Oxygen Transport Variables
A more rational approach to red cell transfusions is to employ the oxygen transport variables and the blood lactate level to assess tissue oxygenation. The following conditions would be indications for transfusion in normovolemic anemia:
1. Oxygen uptake (VO2) below the normal range (indicating an oxygen debt)
2. Blood lactate greater than 4 mmol/L (regardless of the VO2)

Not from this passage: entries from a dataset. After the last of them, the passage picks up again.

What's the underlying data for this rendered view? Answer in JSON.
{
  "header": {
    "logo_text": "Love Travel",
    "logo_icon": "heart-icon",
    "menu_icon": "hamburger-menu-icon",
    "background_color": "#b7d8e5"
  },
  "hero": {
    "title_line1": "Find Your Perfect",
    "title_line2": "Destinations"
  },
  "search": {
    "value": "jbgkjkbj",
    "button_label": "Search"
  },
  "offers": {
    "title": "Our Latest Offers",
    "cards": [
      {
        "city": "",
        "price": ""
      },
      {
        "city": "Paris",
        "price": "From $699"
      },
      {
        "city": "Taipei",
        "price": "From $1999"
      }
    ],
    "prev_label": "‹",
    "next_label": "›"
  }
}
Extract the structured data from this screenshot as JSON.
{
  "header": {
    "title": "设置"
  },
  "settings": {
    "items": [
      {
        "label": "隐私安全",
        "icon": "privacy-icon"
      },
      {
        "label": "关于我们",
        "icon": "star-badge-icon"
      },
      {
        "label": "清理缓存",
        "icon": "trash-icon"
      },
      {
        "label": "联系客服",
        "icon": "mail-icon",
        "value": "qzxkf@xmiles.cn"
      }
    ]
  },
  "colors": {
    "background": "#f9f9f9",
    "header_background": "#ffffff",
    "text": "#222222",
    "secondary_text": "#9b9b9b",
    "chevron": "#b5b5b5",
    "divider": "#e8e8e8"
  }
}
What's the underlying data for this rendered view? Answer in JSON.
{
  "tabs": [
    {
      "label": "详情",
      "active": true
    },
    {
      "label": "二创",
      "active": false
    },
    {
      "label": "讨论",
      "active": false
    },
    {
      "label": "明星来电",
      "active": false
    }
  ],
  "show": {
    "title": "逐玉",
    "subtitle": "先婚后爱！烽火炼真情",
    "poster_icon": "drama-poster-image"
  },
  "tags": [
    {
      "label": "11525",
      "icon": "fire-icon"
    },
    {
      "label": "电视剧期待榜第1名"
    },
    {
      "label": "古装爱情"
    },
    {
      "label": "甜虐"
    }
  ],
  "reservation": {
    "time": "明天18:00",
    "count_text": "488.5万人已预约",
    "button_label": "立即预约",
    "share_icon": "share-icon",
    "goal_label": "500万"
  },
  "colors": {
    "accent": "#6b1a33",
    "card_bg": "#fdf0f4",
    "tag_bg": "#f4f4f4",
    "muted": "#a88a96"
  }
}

3. Oxygen extraction ratio (O2ER) greater than 0.5
The VO2 can also be used to evaluate the response to transfusion therapy. An increase in VO2 after transfusion of one unit of blood or packed cells indicates a beneficial response. Transfusion of single units of blood can then be continued until the VO2 is no longer augmented.
OTHER CONCERNS
RESUSCITATION-INDUCED HEMORRHAGE
Although the prevailing opinion favors aggressive volume resuscitation for hemorrhage, evidence from both animal studies and clinical trials indicates that volume resuscitation to normotension can actually promote continued blood loss. This is an important observation for two reasons. First, it indicates that the blood pressure is not an appropriate endpoint for the resuscitation of hypovolemic shock (not, at least, until holes in blood vessels are sealed). Second, and more important, it implies that therapy aimed at achieving normal clinical parameters (which is the general approach in modern medicine) is not appropriate when the human body is subjected to abnormal conditions. Normal clinical parameters are a desirable goal only when abnormal (pathologic) conditions are corrected.
POST-RESUSCITATION INJURY
Injury to the major organs can continue unabated following apparently successful resuscitation of hypovolemic shock. This postresuscitation injury can be progressive and can involve several organs (the brain and intestinal tract appear to be most susceptible). Two processes have been implicated in the pathogenesis of this disorder: the no-reflow phenomenon and reperfusion injury.
No-Reflow Phenomenon
Defects in microvascular perfusion can persist despite the resuscitation of hypovolemic shock to premorbid levels of blood pressure and cardiac output. Several mechanisms have been proposed for this phenomenon, including calcium-induced vasoconstriction, leukocyte plugging, and vascular compression from the accumulation of edema fluid. Persistent hypoperfusion in the splanchnic circulation can lead to translocation of intestinal pathogens and postresuscitation septicemia. At present, there is no therapy that prevents the no-reflow phenomenon. Because its occurrence and severity seem to be related to the duration of ischemia, prompt resuscitation should help to prevent this complication.
Reperfusion Injury
Postresuscitation injury is also attributed to toxic metabolites that accumulate during the period of ischemia and are washed away during reperfusion, causing damage to remote tissues. Toxic oxygen metabolites have been implicated in this process. Two potential sources of enhanced oxidant production are neutrophil activation and generation of superoxide radicals from the oxidation of hypoxanthine. Despite the proposed role of oxidant injury in the reperfusion period, preliminary studies using antioxidants to prevent this phenomenon have been disappointing.